A scanned copy of the 1928 edition can also be viewed or downloaded from the Wellcome Collection.
Readers seeking the most reliable modern English version should read Christopher S. Mackay’s The Hammer of Witches: A Complete Translation of the Malleus Maleficarum. Readers merely wishing to confirm that the book really contains a story about a tree full of misplaced male anatomy will find any of these translations adequate for that limited purpose.
The Most Dangerous Part Was the Permission
Heinrich Kramer did not invent belief in magic, fear of demons, hostility toward women, judicial torture, or the human habit of blaming an unpopular neighbor when something inexplicable happens. Humanity had already completed the preliminary research.

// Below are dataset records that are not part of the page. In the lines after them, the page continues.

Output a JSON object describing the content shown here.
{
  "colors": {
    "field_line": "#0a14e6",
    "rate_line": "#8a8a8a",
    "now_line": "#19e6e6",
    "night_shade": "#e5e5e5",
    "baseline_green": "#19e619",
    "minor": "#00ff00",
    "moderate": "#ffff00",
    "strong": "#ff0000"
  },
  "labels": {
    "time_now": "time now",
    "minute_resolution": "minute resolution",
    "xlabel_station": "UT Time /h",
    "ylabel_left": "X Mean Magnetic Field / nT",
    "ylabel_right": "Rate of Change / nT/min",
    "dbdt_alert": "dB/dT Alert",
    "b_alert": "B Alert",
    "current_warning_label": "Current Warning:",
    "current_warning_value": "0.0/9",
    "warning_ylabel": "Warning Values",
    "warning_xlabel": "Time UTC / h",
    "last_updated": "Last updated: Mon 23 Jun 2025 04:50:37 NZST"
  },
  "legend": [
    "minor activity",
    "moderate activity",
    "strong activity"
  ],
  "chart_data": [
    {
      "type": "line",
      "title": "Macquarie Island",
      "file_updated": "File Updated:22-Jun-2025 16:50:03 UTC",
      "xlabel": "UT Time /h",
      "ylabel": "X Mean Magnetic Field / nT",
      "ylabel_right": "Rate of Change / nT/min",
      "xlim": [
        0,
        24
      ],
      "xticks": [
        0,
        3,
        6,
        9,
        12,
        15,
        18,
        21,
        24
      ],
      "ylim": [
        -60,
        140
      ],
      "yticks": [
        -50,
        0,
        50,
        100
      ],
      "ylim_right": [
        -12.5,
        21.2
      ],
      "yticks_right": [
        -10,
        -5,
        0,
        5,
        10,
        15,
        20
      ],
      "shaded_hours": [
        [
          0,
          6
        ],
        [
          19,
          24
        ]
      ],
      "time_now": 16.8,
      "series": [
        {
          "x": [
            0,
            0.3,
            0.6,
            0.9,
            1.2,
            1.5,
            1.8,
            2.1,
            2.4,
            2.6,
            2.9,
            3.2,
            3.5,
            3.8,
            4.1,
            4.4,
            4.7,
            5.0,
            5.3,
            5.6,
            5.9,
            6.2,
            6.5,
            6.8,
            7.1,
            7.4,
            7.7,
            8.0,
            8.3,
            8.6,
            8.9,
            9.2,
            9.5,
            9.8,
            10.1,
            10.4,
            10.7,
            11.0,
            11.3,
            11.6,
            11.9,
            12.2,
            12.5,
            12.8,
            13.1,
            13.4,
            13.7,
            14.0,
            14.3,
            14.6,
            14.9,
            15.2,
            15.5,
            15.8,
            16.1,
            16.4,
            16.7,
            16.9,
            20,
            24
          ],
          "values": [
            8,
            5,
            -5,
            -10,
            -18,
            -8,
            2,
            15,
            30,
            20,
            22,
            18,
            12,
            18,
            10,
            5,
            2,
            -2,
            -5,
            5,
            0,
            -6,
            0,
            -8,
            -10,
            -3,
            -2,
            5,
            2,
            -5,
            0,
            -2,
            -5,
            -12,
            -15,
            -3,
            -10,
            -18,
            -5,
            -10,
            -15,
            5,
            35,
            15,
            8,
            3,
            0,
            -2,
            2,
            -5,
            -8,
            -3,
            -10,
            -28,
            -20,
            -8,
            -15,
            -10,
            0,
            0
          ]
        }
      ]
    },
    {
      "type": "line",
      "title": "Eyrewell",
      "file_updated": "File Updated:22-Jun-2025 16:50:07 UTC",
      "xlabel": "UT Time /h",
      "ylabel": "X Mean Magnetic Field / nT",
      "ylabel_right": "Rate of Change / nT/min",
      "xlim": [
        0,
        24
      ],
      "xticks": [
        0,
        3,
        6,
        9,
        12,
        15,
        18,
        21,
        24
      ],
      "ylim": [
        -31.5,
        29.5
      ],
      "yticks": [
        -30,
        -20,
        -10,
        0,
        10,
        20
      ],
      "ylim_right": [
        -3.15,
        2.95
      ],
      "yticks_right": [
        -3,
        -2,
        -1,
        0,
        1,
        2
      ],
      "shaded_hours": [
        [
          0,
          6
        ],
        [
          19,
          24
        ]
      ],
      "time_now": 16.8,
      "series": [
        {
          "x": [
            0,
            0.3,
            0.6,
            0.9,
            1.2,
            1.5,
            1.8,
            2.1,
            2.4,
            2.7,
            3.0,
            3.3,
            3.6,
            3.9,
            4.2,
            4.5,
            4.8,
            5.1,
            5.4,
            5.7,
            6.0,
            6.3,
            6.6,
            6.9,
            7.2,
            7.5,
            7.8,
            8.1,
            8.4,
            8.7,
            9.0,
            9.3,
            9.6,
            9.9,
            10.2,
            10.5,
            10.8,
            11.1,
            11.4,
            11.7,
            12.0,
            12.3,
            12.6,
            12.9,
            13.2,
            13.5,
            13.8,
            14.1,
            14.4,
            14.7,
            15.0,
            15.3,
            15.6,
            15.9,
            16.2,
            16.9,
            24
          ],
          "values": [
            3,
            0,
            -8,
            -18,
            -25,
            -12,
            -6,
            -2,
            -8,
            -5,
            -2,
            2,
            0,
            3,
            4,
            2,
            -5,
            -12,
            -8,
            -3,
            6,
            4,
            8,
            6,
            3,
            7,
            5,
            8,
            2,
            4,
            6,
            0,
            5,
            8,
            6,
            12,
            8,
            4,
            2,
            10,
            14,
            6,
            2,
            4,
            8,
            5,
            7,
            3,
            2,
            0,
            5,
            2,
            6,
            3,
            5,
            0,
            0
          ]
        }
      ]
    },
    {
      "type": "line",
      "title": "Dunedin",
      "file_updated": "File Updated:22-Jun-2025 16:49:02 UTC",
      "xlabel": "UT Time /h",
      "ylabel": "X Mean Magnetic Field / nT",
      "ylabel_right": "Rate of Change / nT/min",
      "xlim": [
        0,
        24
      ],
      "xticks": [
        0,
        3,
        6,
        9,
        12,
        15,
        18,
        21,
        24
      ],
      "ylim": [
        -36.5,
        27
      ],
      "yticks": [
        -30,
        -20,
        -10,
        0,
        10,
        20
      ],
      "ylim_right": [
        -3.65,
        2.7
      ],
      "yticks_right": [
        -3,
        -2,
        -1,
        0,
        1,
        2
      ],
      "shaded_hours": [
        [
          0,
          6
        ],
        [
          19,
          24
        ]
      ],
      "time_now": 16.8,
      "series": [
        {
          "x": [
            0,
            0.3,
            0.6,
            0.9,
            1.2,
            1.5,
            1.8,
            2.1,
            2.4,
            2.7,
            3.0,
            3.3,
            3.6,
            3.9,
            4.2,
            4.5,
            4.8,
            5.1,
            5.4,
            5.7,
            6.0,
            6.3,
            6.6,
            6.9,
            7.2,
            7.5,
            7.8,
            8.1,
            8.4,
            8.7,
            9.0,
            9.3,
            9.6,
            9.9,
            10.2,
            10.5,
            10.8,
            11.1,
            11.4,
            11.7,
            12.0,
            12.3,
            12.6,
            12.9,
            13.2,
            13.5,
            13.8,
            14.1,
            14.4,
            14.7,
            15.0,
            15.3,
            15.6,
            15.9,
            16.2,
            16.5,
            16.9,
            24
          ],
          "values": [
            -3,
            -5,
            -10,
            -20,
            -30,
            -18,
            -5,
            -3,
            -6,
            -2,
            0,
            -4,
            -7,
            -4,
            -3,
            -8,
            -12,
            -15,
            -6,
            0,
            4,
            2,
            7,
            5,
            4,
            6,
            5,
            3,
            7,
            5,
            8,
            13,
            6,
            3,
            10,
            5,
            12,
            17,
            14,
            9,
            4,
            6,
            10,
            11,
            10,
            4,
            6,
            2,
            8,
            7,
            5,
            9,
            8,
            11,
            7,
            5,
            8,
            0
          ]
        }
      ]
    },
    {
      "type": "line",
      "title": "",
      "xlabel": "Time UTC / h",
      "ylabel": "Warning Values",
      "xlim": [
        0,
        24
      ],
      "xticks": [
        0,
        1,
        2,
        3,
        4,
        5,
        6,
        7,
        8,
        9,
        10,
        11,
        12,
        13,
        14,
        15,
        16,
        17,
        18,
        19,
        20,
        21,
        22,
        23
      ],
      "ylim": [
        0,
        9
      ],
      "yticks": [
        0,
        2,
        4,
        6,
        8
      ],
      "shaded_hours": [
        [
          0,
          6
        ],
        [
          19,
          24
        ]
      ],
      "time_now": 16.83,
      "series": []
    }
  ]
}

His achievement was to bring those things together, arrange them into a seemingly coherent system, dress the result in impressive credentials, and distribute it through the most powerful new communications technology of his age.
The Malleus Maleficarum told frightened people that their fears were reasonable. It assured suspicious people that their suspicions were evidence. It told judges that procedural restraints protected the guilty, and it gave persecutors permission to regard cruelty as faithfulness.
Helena Scheuberin escaped Kramer’s prosecution. Thousands of later defendants were not so fortunate.
Kramer never proved that an organized army of witches was conspiring with Satan to destroy Christian society. He did prove something considerably less supernatural: a bad idea becomes far more dangerous when it is printed in a confident tone, endorsed by impressive names, and handed to people with the power to punish anyone who asks inconvenient questions.
The original Latin text and Montague Summers’s 1928 English translation are now safely in the public domain, where anyone can read them without being arrested because a neighbor’s cow stopped producing milk. That may be a low standard by which to measure human progress, but after reading Kramer, even modest progress deserves a little celebration.